日积月累的剜心般的悔恨与愈来愈浓的无法缓解的思念,每时每刻都在折磨着她,近乎要将她折磨疯了。
早知今日,何必当初?
祁清和眼帘轻垂,抬手将环住自己的手臂不容抗拒地拉了下来,神色平静无波,瞳孔中的光亮却明明灭灭、闪烁了一瞬。
阿和
你醉了,早些歇息罢。
她弹指灭了不远处的烛火,在黑暗慢慢坐在了床边。
清萱看得见她,当即亮了眸子,抿着唇角悄悄地笑,无声上了床,小心地握住了祁清和的指尖,垂头落下一吻,随后将脸颊贴在了她的手心中,满足地阖了眼睛。

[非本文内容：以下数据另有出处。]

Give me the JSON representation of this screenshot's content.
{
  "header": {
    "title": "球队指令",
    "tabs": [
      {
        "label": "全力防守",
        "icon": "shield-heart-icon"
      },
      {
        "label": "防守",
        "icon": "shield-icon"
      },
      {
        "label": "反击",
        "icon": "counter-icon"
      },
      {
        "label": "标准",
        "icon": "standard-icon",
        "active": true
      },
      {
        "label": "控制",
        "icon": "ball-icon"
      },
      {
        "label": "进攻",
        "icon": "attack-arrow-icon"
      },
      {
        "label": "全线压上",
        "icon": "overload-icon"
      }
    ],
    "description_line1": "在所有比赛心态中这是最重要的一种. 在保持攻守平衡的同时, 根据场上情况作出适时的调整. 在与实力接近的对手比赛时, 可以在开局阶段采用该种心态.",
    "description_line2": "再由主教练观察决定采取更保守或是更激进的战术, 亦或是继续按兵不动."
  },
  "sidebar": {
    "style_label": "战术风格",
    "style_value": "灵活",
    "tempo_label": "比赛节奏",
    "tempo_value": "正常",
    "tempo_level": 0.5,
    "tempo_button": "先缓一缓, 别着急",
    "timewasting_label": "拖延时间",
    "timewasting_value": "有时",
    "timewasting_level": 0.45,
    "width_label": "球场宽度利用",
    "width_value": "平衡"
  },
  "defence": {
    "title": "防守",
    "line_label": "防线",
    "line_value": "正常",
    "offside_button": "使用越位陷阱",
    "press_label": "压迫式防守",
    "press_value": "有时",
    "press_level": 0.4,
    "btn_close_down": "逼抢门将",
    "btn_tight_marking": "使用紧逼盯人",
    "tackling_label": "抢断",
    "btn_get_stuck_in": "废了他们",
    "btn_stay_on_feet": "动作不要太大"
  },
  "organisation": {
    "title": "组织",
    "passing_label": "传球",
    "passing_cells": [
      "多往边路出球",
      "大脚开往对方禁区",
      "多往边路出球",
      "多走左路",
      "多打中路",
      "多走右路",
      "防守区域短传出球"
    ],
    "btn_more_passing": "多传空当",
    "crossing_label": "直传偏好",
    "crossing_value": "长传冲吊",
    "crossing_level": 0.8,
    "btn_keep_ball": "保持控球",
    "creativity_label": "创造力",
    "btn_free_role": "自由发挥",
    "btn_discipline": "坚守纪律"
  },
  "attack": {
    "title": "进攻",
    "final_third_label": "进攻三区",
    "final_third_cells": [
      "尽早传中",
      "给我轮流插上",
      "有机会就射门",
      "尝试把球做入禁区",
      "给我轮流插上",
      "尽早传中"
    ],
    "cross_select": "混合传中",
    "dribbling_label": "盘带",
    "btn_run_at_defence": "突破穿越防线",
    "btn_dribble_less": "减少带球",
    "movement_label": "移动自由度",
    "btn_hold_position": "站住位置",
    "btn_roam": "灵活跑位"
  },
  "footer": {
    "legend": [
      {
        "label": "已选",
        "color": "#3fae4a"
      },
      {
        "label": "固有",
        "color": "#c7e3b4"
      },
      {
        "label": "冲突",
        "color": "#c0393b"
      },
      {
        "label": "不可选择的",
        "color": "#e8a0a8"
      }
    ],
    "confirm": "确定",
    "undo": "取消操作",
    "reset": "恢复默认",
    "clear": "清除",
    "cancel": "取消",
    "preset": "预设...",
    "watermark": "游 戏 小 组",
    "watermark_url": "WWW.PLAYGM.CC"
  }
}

祁清和只坐床边敛眉瞧着她动作,瞳孔中微不可觉地稍软了些,但紧接着闪过的,却是一片冰冷无情的算计和打量。
距离魏璃书下界应是不远了,她得想个办法脱身、并且让这人短时间内无法插手她的事情。
该怎么做呢?
祁清和偏了偏头,目光在女人饱满娇嫩的唇瓣上轻轻划过,陡然勾唇,伸出指尖去柔柔地抚了抚,冷眼瞥过了女人微颤的长睫。
接下来几日中,祁清和的态度悄无声息间有了些变化。
她会请清萱帮她照看一二白玉楼中的事情,也会偶尔在放下书卷闭目养神时卧在女人的腿上、与清萱闲聊。
比如那尚在浮世馆中的苏京墨,又如清萱的几个分魂是怎样处理好后事的
被突如其来的馅饼砸晕了脑袋的女人欣喜地察觉到了这点细微的变化,自是知无不言言无不尽,恨不得祁清和的目光能在自己身上多停留一会儿。